Still, the conference provided Kyiv with a chance to showcase the support from Western allies that it says it needs to keep fighting against a far bigger enemy. Leaders including US vice-president Kamala Harris, German Chancellor Olaf Scholz and French Prez Macron gathered at the mountaintop resort of Buergenstock. US Prez Biden did not attend despite invitations from Zelensky.
In the absence of a clear path to ending the war, Zelensky emphasised practical issues, such as securing food supplies and nuclear safety. Ukraine, one of the world’s biggest grain exporters, has thwarted a blockade of its Black Sea ports, and also wants to build consensus around safety at a Russian-occupied nuclear power plant. In her closing remarks, Swiss Prez Viola Amherd warned that the “road ahead is long and challenging”.

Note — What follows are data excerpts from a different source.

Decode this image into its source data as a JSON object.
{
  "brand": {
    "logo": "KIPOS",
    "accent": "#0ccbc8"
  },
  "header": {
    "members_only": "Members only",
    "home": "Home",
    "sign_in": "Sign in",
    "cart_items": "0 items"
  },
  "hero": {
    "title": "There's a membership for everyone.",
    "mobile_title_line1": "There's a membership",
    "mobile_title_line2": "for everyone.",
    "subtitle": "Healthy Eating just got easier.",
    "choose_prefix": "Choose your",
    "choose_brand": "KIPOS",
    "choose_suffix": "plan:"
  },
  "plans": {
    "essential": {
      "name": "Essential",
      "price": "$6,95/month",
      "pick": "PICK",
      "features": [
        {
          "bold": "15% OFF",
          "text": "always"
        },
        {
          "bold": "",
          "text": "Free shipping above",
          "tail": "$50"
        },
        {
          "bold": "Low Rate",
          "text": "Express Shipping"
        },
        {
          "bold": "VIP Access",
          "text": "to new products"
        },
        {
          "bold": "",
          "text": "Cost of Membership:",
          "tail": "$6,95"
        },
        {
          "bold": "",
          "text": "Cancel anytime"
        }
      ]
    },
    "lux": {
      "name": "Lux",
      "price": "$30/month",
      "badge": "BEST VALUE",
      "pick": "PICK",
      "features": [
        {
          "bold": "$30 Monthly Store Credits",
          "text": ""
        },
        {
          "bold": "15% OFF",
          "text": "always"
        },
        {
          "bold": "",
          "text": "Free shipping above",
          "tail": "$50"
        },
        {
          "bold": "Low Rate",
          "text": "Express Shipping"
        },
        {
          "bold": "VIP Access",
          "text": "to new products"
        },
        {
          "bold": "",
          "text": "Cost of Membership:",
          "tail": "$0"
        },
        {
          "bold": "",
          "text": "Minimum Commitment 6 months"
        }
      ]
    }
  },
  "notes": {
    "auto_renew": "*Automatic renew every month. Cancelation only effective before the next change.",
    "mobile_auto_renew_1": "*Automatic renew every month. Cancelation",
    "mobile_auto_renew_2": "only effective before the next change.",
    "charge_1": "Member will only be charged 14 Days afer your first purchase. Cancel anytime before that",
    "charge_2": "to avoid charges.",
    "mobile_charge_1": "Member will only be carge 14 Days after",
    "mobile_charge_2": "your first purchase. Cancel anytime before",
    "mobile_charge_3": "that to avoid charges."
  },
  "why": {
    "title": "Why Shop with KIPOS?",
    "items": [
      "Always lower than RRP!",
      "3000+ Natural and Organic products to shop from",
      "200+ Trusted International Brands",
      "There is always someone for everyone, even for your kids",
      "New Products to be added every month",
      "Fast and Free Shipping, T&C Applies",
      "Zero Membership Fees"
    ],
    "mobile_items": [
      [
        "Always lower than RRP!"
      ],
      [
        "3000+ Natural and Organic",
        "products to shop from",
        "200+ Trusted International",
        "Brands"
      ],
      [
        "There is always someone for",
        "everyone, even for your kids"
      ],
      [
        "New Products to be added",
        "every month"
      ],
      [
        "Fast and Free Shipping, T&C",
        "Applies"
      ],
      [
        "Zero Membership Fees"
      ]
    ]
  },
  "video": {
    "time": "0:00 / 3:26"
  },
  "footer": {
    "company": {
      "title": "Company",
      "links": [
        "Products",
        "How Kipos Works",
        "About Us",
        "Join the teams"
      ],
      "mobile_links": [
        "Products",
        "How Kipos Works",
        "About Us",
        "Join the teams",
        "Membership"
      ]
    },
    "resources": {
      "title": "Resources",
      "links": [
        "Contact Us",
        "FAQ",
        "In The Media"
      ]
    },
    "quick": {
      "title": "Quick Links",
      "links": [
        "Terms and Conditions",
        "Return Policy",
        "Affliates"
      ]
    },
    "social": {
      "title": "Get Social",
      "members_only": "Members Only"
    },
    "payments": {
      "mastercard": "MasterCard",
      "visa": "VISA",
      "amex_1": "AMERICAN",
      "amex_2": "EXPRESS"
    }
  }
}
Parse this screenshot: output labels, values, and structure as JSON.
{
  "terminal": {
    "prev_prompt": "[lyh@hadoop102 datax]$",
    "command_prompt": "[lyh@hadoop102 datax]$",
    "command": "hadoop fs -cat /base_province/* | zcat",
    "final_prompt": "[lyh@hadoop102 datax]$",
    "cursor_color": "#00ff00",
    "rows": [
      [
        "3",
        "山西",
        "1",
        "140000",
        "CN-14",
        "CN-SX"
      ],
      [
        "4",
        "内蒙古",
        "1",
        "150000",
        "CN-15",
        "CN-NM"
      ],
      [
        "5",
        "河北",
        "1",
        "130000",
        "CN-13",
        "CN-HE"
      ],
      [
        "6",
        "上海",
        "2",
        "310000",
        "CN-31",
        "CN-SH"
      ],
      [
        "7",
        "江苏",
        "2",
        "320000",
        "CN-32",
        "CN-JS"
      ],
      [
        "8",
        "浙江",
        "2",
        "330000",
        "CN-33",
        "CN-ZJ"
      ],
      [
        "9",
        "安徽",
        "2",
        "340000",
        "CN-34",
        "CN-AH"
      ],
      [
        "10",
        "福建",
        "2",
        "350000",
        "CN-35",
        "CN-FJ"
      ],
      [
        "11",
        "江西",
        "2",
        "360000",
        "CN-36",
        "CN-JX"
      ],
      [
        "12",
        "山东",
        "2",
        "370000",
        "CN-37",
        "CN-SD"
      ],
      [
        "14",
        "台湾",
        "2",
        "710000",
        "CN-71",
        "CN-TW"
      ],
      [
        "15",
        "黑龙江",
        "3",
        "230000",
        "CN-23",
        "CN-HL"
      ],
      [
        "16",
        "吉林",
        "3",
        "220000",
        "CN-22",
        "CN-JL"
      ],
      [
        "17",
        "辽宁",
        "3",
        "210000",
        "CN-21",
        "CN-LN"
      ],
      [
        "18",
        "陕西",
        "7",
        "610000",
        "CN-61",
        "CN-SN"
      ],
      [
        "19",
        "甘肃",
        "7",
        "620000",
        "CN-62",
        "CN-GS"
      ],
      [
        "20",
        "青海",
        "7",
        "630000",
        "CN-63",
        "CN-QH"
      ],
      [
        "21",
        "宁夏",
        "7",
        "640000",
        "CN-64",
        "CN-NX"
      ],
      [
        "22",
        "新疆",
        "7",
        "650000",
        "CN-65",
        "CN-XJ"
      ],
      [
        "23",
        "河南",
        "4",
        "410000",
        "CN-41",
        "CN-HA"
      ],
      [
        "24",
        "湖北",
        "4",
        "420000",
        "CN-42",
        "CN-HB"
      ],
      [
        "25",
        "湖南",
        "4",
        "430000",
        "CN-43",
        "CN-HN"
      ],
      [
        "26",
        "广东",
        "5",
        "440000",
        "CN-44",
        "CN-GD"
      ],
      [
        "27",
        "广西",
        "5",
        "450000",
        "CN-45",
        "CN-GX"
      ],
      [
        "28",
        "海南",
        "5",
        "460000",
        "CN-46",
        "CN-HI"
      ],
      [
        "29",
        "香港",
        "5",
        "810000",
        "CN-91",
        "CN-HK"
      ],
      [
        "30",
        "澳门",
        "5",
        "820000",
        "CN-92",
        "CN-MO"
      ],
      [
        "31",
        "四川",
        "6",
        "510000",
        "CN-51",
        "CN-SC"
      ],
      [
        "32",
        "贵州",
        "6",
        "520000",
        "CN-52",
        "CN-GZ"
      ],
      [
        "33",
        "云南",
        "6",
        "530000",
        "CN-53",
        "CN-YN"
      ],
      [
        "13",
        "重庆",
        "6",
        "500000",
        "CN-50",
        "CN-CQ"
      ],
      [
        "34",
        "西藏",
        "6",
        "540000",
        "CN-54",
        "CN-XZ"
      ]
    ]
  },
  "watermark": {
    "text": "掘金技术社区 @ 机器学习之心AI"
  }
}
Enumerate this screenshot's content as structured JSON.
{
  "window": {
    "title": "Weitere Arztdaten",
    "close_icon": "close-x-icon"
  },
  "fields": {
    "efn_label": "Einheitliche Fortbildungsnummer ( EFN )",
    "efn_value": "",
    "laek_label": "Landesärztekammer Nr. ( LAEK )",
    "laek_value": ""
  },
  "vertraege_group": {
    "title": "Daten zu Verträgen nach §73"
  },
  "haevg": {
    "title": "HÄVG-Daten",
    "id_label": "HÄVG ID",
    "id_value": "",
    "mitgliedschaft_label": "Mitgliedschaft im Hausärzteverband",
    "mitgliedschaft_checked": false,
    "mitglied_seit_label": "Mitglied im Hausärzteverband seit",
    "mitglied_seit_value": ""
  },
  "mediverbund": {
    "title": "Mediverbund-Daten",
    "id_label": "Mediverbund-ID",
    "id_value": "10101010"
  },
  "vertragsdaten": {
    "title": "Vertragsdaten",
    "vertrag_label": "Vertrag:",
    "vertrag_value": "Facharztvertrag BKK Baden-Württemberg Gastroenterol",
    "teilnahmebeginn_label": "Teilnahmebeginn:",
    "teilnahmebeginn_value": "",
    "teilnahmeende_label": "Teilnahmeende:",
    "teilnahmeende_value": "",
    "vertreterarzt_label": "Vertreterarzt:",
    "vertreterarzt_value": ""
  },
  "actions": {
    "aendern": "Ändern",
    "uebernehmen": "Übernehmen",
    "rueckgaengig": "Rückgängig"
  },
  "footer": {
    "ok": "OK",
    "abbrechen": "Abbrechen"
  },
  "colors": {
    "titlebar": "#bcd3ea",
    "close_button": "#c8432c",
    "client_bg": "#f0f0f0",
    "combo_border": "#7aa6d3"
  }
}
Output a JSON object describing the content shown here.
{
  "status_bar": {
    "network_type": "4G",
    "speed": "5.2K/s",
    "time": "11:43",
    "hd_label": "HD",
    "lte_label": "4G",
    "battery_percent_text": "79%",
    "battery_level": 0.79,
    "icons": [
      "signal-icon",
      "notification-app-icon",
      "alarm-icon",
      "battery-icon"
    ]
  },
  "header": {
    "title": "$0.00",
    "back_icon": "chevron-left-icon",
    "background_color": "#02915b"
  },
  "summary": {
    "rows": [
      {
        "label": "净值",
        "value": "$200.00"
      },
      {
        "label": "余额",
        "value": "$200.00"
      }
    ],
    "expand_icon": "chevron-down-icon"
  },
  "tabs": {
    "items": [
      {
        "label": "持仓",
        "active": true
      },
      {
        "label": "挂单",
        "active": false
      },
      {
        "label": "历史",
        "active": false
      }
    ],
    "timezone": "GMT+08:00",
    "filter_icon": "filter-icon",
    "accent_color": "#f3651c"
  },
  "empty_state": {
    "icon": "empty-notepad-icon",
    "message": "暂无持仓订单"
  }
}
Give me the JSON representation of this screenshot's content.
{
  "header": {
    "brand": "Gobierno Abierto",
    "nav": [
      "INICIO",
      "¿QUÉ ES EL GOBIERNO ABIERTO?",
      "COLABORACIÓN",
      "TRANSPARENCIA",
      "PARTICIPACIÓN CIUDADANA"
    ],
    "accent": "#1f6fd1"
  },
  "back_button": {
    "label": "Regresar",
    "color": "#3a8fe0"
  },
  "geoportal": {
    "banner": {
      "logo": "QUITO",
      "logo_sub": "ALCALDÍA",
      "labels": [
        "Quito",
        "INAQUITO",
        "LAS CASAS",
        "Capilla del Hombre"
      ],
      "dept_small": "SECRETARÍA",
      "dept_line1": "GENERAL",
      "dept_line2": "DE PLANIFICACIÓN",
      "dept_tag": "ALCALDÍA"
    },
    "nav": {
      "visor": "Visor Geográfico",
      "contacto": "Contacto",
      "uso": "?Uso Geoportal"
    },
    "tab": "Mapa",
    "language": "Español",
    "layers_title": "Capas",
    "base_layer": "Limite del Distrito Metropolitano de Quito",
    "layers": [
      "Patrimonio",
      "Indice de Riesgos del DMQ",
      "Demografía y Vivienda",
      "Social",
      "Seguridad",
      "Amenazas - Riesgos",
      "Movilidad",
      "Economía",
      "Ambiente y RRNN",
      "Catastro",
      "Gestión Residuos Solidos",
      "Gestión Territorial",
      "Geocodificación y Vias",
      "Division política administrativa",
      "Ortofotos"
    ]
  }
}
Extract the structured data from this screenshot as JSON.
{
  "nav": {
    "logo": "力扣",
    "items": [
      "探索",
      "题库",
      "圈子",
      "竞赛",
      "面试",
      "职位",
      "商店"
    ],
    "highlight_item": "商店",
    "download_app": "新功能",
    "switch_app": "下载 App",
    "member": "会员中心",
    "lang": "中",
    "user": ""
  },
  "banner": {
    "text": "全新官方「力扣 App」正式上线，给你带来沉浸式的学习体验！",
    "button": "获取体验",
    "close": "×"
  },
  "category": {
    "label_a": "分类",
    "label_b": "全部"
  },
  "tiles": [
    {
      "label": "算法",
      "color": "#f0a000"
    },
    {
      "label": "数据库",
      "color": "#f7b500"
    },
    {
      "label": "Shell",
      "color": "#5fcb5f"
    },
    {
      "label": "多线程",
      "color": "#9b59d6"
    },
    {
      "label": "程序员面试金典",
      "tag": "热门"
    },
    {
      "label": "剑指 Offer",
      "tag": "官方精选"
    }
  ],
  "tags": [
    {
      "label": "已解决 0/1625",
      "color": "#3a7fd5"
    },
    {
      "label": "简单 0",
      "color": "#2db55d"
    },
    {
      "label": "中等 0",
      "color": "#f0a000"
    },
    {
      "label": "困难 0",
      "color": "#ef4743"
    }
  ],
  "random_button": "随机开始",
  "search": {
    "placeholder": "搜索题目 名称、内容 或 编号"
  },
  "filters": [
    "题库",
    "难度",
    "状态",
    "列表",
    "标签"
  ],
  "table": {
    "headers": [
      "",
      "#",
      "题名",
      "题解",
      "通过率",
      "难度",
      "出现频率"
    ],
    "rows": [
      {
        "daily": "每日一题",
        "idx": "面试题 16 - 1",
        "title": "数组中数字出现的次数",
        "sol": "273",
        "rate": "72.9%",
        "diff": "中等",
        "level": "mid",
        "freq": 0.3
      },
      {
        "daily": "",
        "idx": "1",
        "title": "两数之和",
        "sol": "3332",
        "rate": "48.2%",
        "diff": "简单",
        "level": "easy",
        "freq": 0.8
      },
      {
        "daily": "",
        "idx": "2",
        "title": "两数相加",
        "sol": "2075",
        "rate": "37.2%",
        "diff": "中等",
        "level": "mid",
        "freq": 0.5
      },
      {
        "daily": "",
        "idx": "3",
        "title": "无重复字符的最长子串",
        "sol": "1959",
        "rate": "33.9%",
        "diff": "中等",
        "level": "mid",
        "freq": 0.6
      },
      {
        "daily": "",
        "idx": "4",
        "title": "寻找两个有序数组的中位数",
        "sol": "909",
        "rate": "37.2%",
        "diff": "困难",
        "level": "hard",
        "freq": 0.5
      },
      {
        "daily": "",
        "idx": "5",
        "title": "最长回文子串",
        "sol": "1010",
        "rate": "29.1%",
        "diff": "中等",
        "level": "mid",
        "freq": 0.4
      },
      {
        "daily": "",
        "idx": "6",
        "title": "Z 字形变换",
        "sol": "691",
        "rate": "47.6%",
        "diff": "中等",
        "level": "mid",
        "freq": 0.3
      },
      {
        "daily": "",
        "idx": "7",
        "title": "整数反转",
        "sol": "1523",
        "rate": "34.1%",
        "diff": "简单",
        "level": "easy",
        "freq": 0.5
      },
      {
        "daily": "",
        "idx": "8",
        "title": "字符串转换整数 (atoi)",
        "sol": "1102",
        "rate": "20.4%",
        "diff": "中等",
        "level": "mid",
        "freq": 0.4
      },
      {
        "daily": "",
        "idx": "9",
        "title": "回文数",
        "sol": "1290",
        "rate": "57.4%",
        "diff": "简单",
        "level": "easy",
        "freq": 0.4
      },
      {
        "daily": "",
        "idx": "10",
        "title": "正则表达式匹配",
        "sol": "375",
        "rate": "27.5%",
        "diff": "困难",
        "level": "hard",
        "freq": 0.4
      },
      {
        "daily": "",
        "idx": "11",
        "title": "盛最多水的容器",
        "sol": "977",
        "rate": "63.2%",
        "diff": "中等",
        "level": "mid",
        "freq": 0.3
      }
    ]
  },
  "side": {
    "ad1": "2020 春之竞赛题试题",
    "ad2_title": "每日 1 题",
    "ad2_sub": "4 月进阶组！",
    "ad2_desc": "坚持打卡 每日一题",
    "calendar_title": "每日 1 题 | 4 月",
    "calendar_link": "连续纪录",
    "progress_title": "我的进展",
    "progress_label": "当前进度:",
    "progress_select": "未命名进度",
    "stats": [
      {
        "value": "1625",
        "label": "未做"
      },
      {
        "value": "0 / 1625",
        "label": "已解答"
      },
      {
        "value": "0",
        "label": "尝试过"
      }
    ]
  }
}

Russia, as it has for weeks, mocked the gathering. “None of the participants in the ‘peace forum’ knows what he is doing there and what his role is,” said Dmitry Medvedev, Russia’s deputy chairman of the country’s Security Council.
The final document said the UN Charter and “respect for territorial integrity and sovereignty … can and will serve as a basis for achieving a comprehensive, just and lasting peace in Ukraine.” It also called for Ukraine’s control over the Zaporizhzhia nuclear plant and its Azov Sea ports to be restored. But it omitted tougher issues of what a post-war settlement for Ukraine might look like, whether Ukraine could join Nato alliance or how troop withdrawals from both sides might work. No country came forward to host another such meeting, with notable silence from Saudi Arabia, mooted as a possible future venue.
Moscow has demanded recognition of its rule over territory its forces captured. Western leaders at the summit endorsed Kyiv’s refusal to negotiate under such terms. “Confusing peace with subjugation would set a dangerous precedent for everyone,” said Italian Prime Minister Giorgia Meloni.